55tv.co.id – Kabar mengejutkan datang bagi warga negara Indonesia yang berencana melepaskan status kewarganegaraannya. Tarif untuk proses ini kini melambung tinggi dari semula Rp1 juta menjadi Rp5 juta. Kenaikan pungutan ini resmi tercantum dalam regulasi terbaru yakni Peraturan Pemerintah Nomor 30 Tahun 2026 yang mengatur jenis dan tarif Penerimaan Negara Bukan Pajak (PNBP).

Related Post
Menteri Hukum Supratman Andi Agtas angkat bicara mengenai latar belakang kebijakan ini. Ia meminta masyarakat tidak perlu cemas berlebihan dengan adanya lonjakan tarif tersebut. Menurutnya, jumlah permohonan pelepasan identitas Republik Indonesia saat ini masih terbilang minim, hanya sekitar 300 pengajuan. Angka ini dinilai tidak akan menimbulkan dampak signifikan terhadap khalayak umum.

"Permohonan pelepasan kewarganegaraan hanya sekitar 300 orang sampai saat ini. Jadi, tidak akan berpengaruh besar bagi masyarakat luas, meskipun tarifnya naik dari Rp1 juta menjadi Rp5 juta," jelas Supratman saat ditemui di Kompleks Parlemen Senayan Jakarta Pusat pada Selasa 21 Juli 2026.
Lebih lanjut, Supratman membeberkan salah satu pemicu utama kenaikan tarif adalah untuk menopang upaya transformasi digital di lingkungan Kementerian Hukum.

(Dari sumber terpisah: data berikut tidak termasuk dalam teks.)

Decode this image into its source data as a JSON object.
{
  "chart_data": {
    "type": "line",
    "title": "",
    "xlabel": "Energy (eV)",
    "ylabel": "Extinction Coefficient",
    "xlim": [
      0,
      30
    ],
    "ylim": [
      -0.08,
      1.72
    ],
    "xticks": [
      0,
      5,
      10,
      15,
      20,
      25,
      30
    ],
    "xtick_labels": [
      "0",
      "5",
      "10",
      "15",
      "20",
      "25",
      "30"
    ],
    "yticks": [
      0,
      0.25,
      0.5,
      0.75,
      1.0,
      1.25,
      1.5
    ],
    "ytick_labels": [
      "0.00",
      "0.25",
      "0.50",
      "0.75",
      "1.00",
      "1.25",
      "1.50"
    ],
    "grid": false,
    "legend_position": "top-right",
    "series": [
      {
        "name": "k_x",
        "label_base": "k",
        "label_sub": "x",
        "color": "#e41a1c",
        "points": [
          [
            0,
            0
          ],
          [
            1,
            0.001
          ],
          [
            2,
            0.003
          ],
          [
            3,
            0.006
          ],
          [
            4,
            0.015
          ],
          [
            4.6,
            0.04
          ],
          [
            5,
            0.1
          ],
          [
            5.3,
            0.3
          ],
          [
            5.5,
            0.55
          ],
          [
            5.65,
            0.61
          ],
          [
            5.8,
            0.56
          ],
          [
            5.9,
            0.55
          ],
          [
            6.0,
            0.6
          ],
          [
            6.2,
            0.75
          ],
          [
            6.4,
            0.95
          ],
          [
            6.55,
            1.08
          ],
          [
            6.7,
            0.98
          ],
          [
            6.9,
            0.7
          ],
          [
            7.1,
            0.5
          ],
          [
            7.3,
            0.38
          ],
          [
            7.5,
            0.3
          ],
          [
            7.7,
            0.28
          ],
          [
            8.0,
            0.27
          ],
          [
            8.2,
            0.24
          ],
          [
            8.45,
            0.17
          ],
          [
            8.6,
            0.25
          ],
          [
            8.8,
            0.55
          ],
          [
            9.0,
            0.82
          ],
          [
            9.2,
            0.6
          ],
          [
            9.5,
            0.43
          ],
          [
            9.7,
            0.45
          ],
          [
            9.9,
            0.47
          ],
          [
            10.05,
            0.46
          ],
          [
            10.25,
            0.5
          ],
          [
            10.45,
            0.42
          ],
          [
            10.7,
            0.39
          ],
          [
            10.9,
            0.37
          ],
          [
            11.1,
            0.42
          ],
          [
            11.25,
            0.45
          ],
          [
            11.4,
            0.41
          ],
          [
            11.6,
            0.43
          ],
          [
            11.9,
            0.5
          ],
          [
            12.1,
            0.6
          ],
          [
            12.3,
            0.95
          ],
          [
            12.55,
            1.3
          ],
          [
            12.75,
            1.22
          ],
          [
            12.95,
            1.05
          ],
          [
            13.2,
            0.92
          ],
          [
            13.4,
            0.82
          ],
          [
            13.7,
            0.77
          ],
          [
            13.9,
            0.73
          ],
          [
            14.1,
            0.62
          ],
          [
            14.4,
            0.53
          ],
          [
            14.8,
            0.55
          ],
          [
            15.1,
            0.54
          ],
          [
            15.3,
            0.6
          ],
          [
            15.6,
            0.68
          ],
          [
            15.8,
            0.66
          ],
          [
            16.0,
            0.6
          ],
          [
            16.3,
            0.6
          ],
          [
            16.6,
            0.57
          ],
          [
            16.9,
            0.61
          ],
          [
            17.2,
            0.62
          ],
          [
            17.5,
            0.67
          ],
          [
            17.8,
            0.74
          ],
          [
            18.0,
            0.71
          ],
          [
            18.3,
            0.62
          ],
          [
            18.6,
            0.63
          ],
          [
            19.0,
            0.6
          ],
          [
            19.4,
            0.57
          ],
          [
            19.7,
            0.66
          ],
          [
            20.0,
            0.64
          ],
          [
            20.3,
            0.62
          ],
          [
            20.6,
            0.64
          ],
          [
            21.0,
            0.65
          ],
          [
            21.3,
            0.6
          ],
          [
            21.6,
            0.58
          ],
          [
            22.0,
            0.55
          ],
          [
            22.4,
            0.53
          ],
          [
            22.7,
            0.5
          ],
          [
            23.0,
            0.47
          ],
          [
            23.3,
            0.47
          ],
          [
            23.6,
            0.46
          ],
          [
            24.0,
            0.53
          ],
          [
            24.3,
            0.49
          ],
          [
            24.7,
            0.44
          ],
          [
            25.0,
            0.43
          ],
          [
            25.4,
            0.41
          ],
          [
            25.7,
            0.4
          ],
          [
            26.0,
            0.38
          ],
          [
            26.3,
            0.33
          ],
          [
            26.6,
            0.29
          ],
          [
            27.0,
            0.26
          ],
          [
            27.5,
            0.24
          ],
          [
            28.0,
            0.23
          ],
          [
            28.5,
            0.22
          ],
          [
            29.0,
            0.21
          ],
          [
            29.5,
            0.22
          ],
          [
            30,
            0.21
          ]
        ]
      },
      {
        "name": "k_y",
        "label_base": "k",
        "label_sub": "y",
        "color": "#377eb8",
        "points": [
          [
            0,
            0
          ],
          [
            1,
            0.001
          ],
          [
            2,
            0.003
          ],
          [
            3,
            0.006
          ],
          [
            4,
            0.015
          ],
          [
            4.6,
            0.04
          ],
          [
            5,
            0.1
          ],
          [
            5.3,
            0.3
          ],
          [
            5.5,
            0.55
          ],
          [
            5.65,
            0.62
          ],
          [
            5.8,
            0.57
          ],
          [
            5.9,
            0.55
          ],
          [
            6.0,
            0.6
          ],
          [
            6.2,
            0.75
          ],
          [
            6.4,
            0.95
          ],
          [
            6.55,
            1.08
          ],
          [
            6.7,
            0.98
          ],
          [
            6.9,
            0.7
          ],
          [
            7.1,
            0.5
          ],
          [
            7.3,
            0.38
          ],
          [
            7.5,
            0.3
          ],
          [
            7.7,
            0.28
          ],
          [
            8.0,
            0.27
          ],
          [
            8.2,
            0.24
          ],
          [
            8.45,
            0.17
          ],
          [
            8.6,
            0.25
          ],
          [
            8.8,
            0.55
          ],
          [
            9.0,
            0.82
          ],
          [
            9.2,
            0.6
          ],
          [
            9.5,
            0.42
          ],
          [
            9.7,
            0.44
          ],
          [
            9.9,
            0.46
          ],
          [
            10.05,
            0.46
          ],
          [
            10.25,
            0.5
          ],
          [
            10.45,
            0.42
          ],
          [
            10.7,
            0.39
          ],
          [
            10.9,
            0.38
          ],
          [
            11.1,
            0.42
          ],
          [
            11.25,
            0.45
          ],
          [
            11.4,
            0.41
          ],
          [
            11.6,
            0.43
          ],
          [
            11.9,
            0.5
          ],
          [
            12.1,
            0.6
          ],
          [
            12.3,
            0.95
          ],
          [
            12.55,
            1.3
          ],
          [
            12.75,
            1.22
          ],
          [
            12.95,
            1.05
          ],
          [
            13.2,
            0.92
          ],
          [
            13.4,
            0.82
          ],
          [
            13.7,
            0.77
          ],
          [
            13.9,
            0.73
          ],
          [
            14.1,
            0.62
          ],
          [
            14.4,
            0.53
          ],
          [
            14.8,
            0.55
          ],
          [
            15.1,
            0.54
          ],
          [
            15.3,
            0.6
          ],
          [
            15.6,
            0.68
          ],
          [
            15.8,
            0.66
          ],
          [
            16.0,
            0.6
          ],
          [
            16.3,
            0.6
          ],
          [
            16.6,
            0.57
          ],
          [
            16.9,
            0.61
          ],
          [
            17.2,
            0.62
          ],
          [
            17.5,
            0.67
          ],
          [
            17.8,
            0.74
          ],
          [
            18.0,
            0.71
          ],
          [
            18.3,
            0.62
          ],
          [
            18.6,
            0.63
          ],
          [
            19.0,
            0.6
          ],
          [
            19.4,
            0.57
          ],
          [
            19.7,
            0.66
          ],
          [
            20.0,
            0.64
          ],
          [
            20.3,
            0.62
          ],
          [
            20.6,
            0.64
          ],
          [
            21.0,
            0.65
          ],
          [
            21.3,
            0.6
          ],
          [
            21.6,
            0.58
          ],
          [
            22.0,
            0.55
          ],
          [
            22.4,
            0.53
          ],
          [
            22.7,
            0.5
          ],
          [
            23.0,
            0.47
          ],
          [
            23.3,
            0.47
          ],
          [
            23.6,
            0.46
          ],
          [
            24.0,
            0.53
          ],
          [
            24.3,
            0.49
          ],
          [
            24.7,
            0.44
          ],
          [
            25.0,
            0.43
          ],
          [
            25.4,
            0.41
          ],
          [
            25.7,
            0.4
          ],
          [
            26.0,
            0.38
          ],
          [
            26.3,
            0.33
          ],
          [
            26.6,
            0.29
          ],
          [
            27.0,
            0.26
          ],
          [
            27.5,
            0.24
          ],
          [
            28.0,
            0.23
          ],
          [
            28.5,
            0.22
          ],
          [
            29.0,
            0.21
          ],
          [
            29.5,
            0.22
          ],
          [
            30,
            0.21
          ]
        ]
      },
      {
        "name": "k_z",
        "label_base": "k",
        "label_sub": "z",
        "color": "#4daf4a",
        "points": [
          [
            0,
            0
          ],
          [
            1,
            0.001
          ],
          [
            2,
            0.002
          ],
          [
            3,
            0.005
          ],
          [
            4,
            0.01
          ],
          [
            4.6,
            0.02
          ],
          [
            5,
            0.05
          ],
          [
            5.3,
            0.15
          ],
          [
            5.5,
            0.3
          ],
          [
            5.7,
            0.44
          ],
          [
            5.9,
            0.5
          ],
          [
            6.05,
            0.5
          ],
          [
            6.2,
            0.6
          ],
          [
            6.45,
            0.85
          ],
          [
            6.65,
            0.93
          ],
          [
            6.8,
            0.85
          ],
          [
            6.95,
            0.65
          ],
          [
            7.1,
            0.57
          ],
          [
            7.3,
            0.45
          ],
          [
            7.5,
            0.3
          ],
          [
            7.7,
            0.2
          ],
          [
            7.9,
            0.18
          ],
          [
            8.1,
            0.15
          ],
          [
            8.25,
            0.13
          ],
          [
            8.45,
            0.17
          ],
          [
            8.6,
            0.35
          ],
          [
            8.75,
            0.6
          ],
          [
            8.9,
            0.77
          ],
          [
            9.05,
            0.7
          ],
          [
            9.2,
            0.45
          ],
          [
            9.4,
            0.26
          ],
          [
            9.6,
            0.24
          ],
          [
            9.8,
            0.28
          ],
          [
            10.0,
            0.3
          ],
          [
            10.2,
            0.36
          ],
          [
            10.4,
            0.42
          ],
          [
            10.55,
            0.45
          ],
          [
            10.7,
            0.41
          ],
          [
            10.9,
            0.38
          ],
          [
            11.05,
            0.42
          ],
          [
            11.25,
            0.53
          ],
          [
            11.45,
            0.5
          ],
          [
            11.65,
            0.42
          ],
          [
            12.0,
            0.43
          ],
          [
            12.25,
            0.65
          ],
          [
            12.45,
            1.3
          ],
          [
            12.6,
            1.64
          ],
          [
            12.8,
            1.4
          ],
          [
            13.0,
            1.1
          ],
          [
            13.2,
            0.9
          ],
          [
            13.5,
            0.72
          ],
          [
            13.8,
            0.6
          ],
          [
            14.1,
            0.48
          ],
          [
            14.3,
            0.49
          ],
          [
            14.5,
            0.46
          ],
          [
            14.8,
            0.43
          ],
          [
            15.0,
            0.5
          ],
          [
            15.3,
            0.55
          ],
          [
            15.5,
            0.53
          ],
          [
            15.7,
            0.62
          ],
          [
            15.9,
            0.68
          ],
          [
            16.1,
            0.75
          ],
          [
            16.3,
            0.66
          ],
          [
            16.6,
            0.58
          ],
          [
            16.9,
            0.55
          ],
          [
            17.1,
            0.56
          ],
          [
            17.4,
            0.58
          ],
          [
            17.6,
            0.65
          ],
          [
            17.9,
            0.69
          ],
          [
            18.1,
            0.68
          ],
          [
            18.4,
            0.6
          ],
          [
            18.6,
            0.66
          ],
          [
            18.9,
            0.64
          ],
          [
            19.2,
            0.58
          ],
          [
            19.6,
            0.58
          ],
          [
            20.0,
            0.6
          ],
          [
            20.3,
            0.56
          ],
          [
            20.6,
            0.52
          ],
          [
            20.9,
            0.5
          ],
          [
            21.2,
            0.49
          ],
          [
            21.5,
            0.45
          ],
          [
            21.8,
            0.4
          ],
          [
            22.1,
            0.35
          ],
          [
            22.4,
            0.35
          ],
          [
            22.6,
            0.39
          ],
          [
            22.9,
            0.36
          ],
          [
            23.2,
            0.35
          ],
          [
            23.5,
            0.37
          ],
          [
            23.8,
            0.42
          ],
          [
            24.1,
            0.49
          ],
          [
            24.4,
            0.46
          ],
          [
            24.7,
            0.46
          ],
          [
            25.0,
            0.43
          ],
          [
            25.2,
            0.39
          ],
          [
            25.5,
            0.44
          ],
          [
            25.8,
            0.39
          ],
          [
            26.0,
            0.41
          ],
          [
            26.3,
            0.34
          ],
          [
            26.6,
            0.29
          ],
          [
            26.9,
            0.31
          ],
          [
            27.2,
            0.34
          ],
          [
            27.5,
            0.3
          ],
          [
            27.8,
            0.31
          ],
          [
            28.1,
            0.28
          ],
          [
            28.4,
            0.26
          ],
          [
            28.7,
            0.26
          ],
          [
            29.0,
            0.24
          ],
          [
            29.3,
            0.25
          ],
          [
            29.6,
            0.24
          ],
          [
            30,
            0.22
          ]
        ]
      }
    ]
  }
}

Saat ini, kementerian tersebut mengelola sekitar 530 jenis layanan publik yang seluruhnya diarahkan menuju sistem digitalisasi penuh. Sistem yang kompleks ini tentu membutuhkan biaya perawatan dan pemeliharaan yang tidak sedikit.
"Mengapa? Karena kami sedang membangun sistem. Kementerian Hukum bertransformasi menjadi kementerian yang sepenuhnya mengadopsi digitalisasi. Peralatan dan sistem ini harus terus dijaga, mengingat kami memiliki 530 layanan publik yang harus beroperasi dengan baik. Oleh karena itu, saya berharap keputusan ini tidak dianggap sebagai langkah yang tiba-tiba, melainkan sudah melalui pertimbangan matang," imbuhnya.